In 2015, a major revision was published in the Journal of Molluscan Studies (Puillandre et al., including Duda, Meyer, Olivera & Bouchet), that utilized molecular phylogenetic analysis. The study resulted in the proposal of the family name, Conidae, with four genera (Conus, Conasprella, Profundiconus, and Californiconus, covering around 803 species; the traditional genus Conus has become widely accepted by taxonomists, but the classifications are still being debated.

==Description==
The species is hard-shelled, the size ranges from 15 mm to 36 mm, and is vermivorous (worm-eaters).
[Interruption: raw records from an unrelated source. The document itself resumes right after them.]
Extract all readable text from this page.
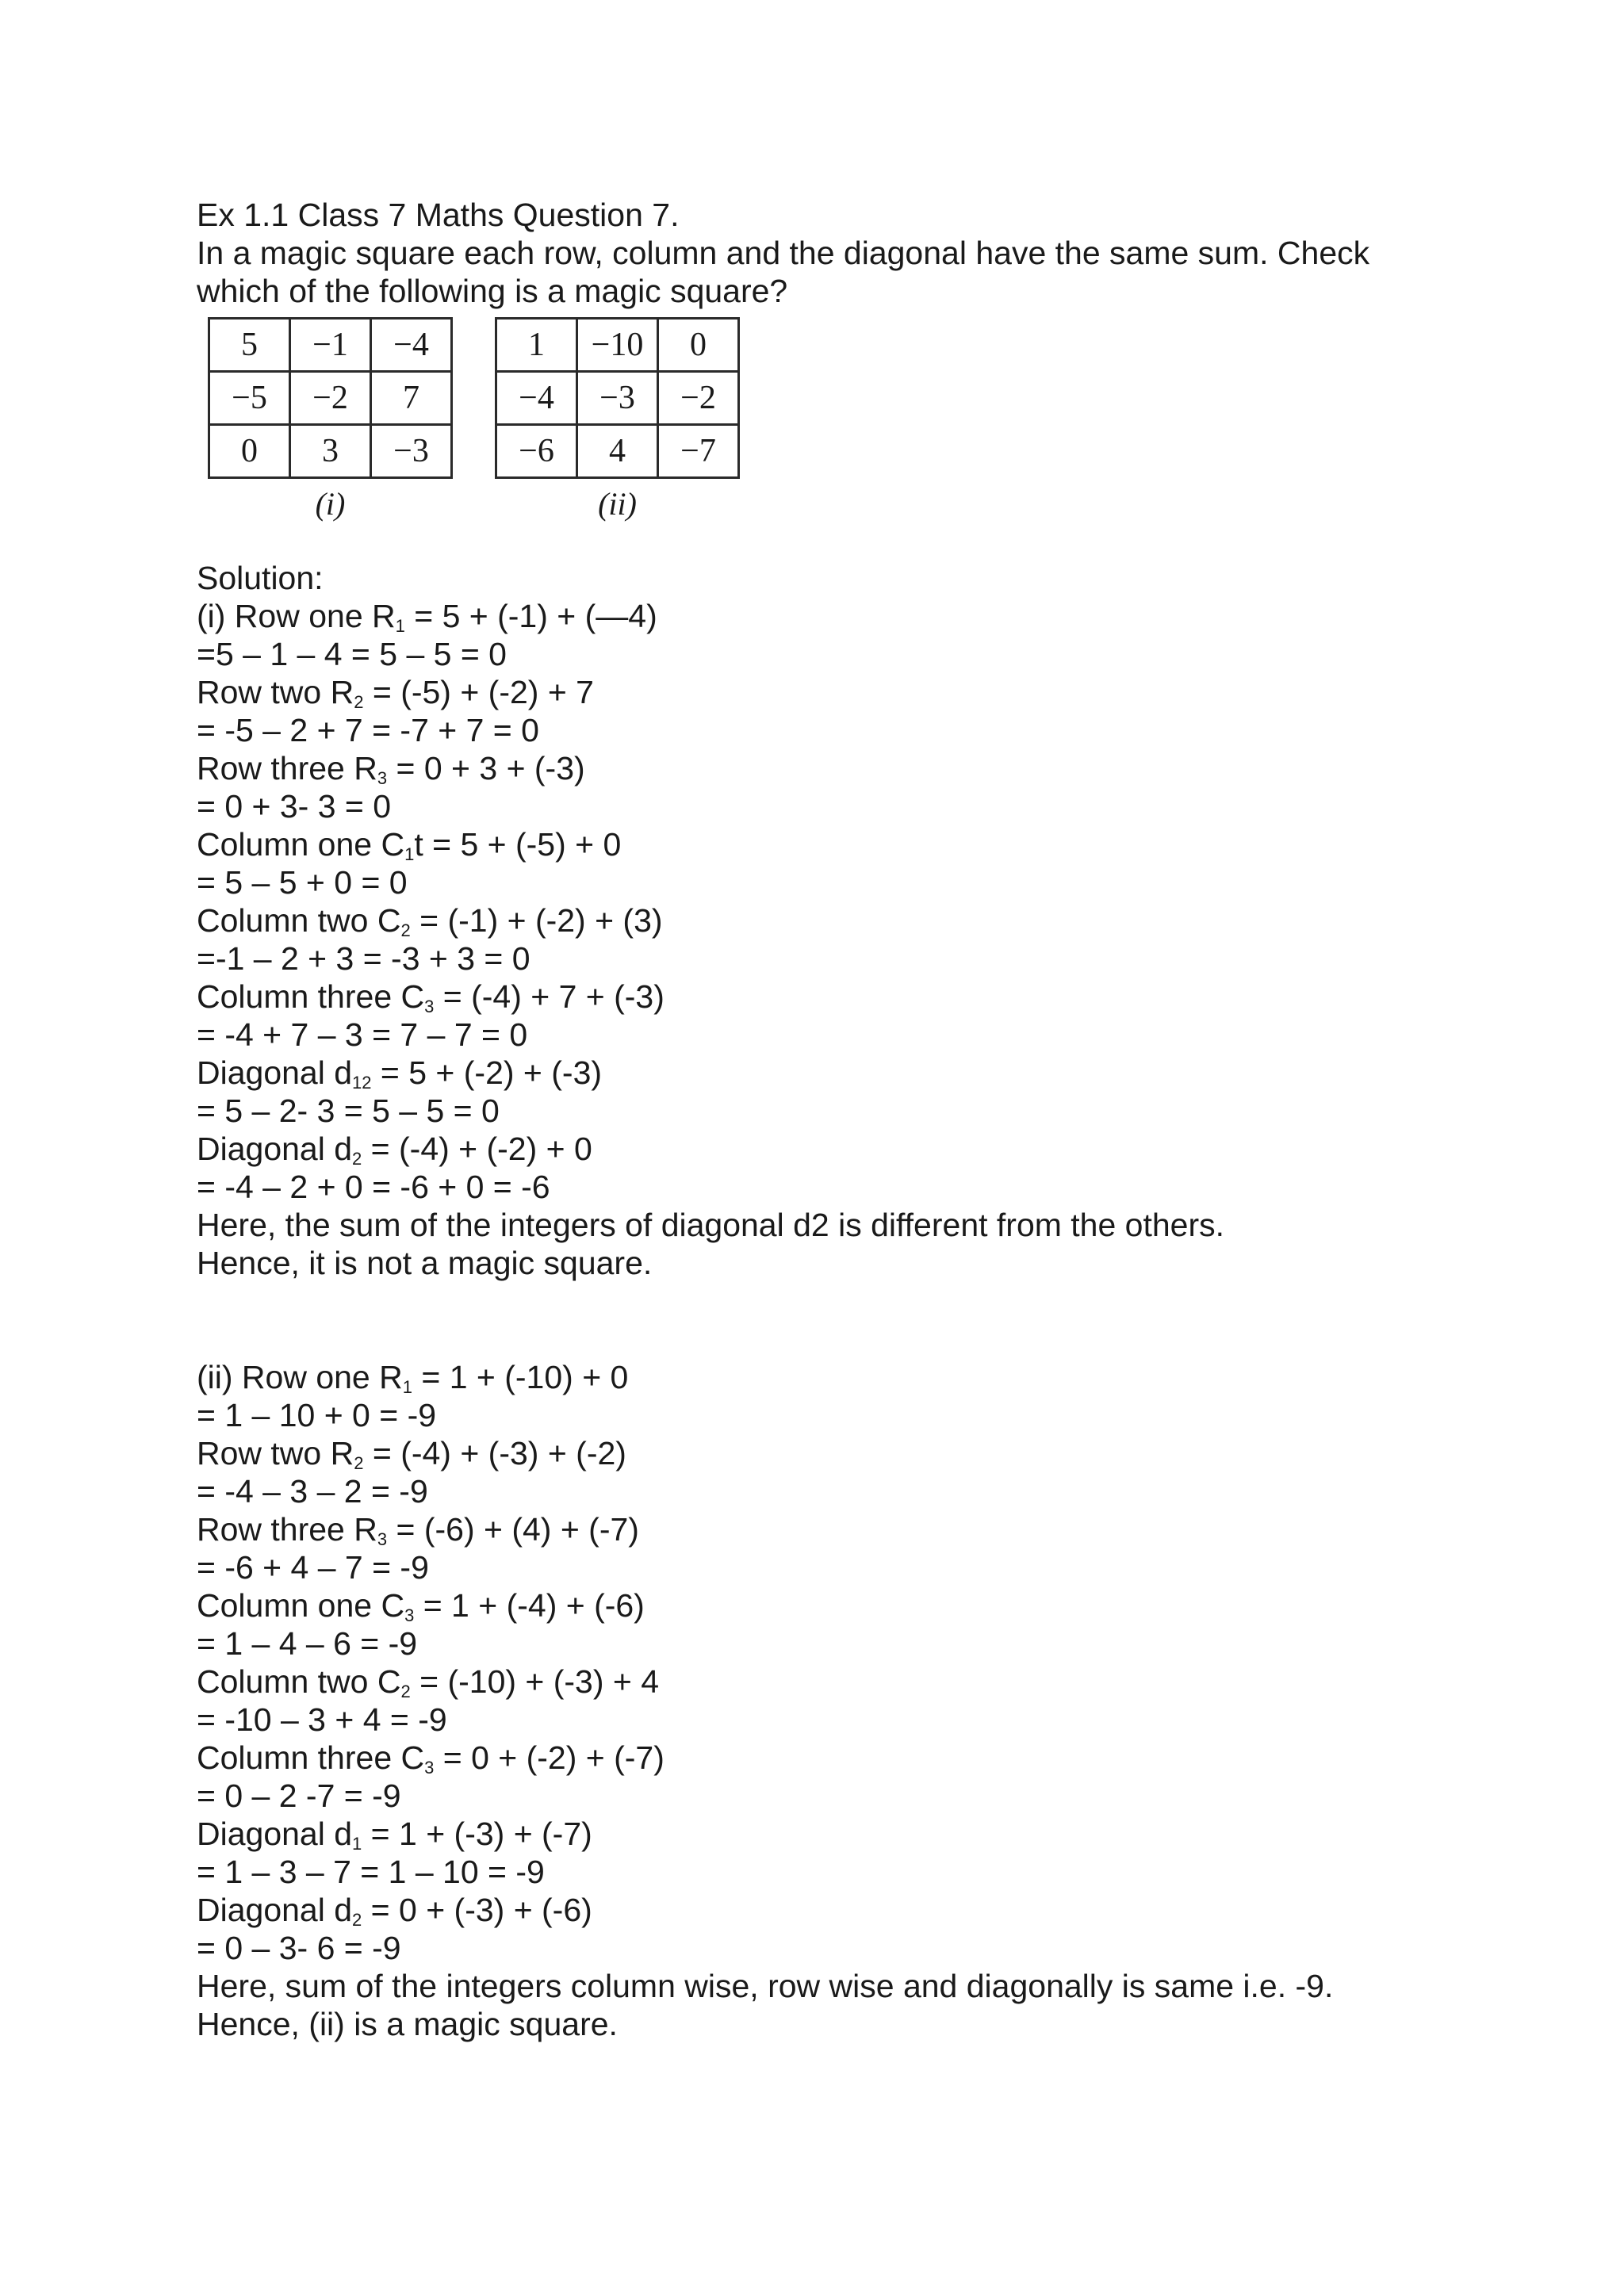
Ex 1.1 Class 7 Maths Question 7.
In a magic square each row, column and the diagonal have the same sum. Check
which of the following is a magic square?
5	−1	−4
−5	−2	7
0	3	−3
(i)
1	−10	0
−4	−3	−2
−6	4	−7
(ii)
Solution:
(i) Row one $R_1 = 5 + (-1)$ + (—4)
=5 – 1 – 4 = 5 – 5 = 0
Row two $R_2 = (-5) + (-2) + 7$
= -5 – 2 + 7 = -7 + 7 = 0
Row three $R_3 = 0 + 3 + (-3)$
= 0 + 3- 3 = 0
Column one $C_1t = 5 + (-5) + 0$
= 5 – 5 + 0 = 0
Column two $C_2 = (-1) + (-2) + (3)$
=-1 – 2 + 3 = -3 + 3 = 0
Column three $C_3 = (-4) + 7 + (-3)$
= -4 + 7 – 3 = 7 – 7 = 0
Diagonal $d_{12} = 5 + (-2) + (-3)$
= 5 – 2- 3 = 5 – 5 = 0
Diagonal $d_2 = (-4) + (-2) + 0$
= -4 – 2 + 0 = -6 + 0 = -6
Here, the sum of the integers of diagonal d2 is different from the others.
Hence, it is not a magic square.
(ii) Row one $R_1 = 1 + (-10) + 0$
= 1 – 10 + 0 = -9
Row two $R_2 = (-4) + (-3) + (-2)$
= -4 – 3 – 2 = -9
Row three $R_3 = (-6) + (4) + (-7)$
= -6 + 4 – 7 = -9
Column one $C_3 = 1 + (-4) + (-6)$
= 1 – 4 – 6 = -9
Column two $C_2 = (-10) + (-3) + 4$
= -10 – 3 + 4 = -9
Column three $C_3 = 0 + (-2) + (-7)$
= 0 – 2 -7 = -9
Diagonal $d_1 = 1 + (-3) + (-7)$
= 1 – 3 – 7 = 1 – 10 = -9
Diagonal $d_2 = 0 + (-3) + (-6)$
= 0 – 3- 6 = -9
Here, sum of the integers column wise, row wise and diagonally is same i.e. -9.
Hence, (ii) is a magic square.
The "cones" are equipped with a proboscis .

==Distribution==
The species is locally endemic to the area around the Reserva Natural Integral de Santa Luzia off Santa Luzia Island, Cape Verde.

==Habitat==
The species' habitat is predominantly tropical and subtropical waters. Conus exhibits dual preferences: low tide, where they are exposed to air at times, and staying submerged at all times. C. santaluziensis prefers the latter, in or around coral reefs and sandy ground.